In India CTV, the same brand's budget might flow through three different routes: a direct IO negotiated by their media agency's investment team, a PMP set up by their agency trading desk (Xaxis, PMX), or a self-serve DV360 campaign run by the brand's in-house digital team. Each route has different decision-makers, timelines, minimum spends, and data access. Understanding the difference is critical for publishers trying to develop revenue, and for brands trying to ensure their various buying routes aren't working at cross-purposes.
Agency-traded programmatic: how it works
The majority of India CTV programmatic spend flows through agency trading desks. The process:
- Brand approves annual media plan with agency. CTV allocation is typically part of a digital video budget.
- Agency investment team negotiates direct IO packages with major publishers (JioHotstar, SonyLIV). This is separate from programmatic.
- Agency trading desk (Xaxis/PMX) activates programmatic component: sets up DV360 campaigns, activates deal IDs from publishers, manages open auction buys.
- Campaign performance data flows to agency.
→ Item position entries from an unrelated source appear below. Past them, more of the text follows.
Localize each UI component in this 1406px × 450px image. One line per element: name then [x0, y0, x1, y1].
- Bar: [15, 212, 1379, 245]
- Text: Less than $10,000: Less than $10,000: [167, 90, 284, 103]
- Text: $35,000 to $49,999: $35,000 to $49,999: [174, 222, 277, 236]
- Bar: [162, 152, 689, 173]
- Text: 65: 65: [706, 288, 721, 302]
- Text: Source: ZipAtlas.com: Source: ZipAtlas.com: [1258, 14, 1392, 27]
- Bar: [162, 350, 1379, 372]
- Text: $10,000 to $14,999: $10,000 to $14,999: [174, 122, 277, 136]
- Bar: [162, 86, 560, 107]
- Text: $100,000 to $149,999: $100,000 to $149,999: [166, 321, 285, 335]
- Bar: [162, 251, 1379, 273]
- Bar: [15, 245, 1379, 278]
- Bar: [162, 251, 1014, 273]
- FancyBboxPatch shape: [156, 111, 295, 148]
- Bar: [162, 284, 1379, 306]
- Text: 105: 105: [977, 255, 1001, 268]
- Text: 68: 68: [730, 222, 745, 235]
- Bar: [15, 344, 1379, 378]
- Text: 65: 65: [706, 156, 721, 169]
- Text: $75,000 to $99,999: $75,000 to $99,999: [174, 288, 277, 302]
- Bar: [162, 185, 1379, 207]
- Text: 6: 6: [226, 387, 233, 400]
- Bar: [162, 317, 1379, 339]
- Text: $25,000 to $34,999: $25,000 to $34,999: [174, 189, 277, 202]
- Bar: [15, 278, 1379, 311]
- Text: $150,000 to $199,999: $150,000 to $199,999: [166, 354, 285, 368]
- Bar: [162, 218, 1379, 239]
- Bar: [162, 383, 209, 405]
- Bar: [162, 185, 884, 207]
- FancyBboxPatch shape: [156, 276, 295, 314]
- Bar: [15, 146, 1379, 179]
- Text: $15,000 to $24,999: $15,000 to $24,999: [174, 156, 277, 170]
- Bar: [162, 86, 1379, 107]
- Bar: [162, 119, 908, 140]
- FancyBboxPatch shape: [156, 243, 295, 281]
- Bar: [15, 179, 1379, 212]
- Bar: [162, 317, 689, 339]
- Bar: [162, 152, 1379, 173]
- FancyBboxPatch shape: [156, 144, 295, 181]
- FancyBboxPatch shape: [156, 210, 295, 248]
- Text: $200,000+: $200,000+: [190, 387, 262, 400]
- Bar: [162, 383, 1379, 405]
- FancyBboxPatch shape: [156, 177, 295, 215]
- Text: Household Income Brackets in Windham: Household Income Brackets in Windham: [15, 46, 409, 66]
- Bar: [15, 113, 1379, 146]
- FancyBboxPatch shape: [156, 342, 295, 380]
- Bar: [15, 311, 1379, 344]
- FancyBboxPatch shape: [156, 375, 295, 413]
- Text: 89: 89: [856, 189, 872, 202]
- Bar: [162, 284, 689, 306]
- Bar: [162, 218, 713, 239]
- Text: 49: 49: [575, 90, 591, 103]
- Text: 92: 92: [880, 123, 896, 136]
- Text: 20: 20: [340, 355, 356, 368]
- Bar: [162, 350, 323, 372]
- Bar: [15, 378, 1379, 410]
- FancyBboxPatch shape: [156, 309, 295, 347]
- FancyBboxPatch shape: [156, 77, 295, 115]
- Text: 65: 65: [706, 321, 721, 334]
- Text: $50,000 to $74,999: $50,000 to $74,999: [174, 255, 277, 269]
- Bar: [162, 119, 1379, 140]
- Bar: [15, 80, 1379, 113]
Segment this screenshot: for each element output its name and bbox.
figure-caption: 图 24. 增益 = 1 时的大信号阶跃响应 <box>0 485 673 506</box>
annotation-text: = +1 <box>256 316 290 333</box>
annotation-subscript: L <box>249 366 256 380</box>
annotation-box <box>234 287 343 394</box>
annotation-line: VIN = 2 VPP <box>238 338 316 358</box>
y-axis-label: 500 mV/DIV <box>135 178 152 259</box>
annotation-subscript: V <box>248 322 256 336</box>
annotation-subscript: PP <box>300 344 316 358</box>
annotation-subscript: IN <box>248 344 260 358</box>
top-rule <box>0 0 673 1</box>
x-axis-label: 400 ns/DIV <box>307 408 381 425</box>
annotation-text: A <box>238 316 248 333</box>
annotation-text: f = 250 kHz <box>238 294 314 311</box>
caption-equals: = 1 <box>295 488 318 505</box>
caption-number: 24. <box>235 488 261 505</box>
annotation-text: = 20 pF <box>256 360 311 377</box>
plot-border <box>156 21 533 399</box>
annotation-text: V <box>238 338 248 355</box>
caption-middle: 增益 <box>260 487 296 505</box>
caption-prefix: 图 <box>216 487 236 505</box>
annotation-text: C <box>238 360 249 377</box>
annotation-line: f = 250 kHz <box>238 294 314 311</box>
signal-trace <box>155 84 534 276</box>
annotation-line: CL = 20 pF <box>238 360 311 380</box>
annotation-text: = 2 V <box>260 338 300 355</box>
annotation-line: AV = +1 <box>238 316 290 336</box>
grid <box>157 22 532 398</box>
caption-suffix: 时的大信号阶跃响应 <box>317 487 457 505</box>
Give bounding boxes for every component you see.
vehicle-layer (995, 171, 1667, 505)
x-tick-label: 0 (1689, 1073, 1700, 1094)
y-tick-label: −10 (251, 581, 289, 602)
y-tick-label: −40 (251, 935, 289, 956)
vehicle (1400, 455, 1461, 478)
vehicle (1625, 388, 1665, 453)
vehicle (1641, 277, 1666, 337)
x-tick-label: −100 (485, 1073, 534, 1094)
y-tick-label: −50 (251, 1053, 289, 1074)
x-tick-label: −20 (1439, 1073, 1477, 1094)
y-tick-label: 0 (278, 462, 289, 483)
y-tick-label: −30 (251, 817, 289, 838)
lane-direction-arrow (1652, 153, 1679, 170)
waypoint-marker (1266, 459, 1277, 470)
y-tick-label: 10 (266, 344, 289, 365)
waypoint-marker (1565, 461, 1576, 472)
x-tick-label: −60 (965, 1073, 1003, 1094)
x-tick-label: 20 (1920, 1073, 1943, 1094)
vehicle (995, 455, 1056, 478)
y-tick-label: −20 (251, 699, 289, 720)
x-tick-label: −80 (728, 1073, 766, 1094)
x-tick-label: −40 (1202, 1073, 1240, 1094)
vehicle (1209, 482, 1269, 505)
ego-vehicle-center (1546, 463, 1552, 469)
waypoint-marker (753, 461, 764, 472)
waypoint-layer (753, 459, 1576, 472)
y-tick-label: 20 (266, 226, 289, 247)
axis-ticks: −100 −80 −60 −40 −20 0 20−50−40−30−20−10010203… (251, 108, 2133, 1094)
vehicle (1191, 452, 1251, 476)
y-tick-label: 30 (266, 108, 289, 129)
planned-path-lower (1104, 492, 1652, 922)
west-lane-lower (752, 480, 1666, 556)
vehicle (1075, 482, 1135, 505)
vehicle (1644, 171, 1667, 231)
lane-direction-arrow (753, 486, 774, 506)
Brand typically receives a weekly or monthly report — not real-time access to raw data.
The key implication: the brand does not directly control the programmatic execution. The agency's trading desk makes bid strategy, pacing, and optimisation decisions. Brands who want transparency into these decisions need to negotiate explicit data access rights in their agency contract.
Direct brand programmatic: the growing in-house model
A growing number of India brands — particularly D2C, fintech, and new-age consumer companies — operate DV360 or Google Ads in-house, directly trading their own programmatic. For CTV specifically:
- YouTube CTV is accessible directly through Google Ads (simpler) or DV360 (more control) without an agency relationship
- Third-party CTV PMP deals require a DSP seat — which typically needs an agency relationship or a direct contract with Google/TTD — but some large brands have direct seats
- Amazon DSP is primarily managed-service in India, so in-house teams cannot self-serve Amazon CTV without Amazon's managed team involvement
What publishers should know about each route
Agency-traded deals: Higher volume, more process. Deal IDs need to be in the SSP's system, activated in the agency's DSP seat, and confirmed working before the campaign flight. The publisher's point of contact is the SSP account manager and the agency trading desk contact — not the brand directly. Payment terms are typically 60–90 days through the agency.
Direct brand deals: Smaller volume, faster decisions. D2C brands running their own DV360 can activate a deal ID the same day they receive it, without agency approval cycles. Payment may come from the brand directly rather than through an agency. These buyers are often more willing to test new publishers with smaller budgets.
The data ownership question
Agency-traded programmatic creates a structural data access issue: the DV360 seat is owned by the agency (or the holding company trading desk), not the brand. Campaign data — including audience insights, site-level performance, and frequency distribution — lives in the agency's DV360 account.
India brands who have not explicitly negotiated data ownership rights in their agency contracts may find that when they change agencies, they cannot take historical DV360 campaign data with them. For CTV specifically, where frequency and reach data is critical for planning, this matters.
The solution: brands should negotiate for a dedicated DV360 seat in their own name (not the agency's), with the agency granted access as a partner. This ensures data portability if the agency relationship changes.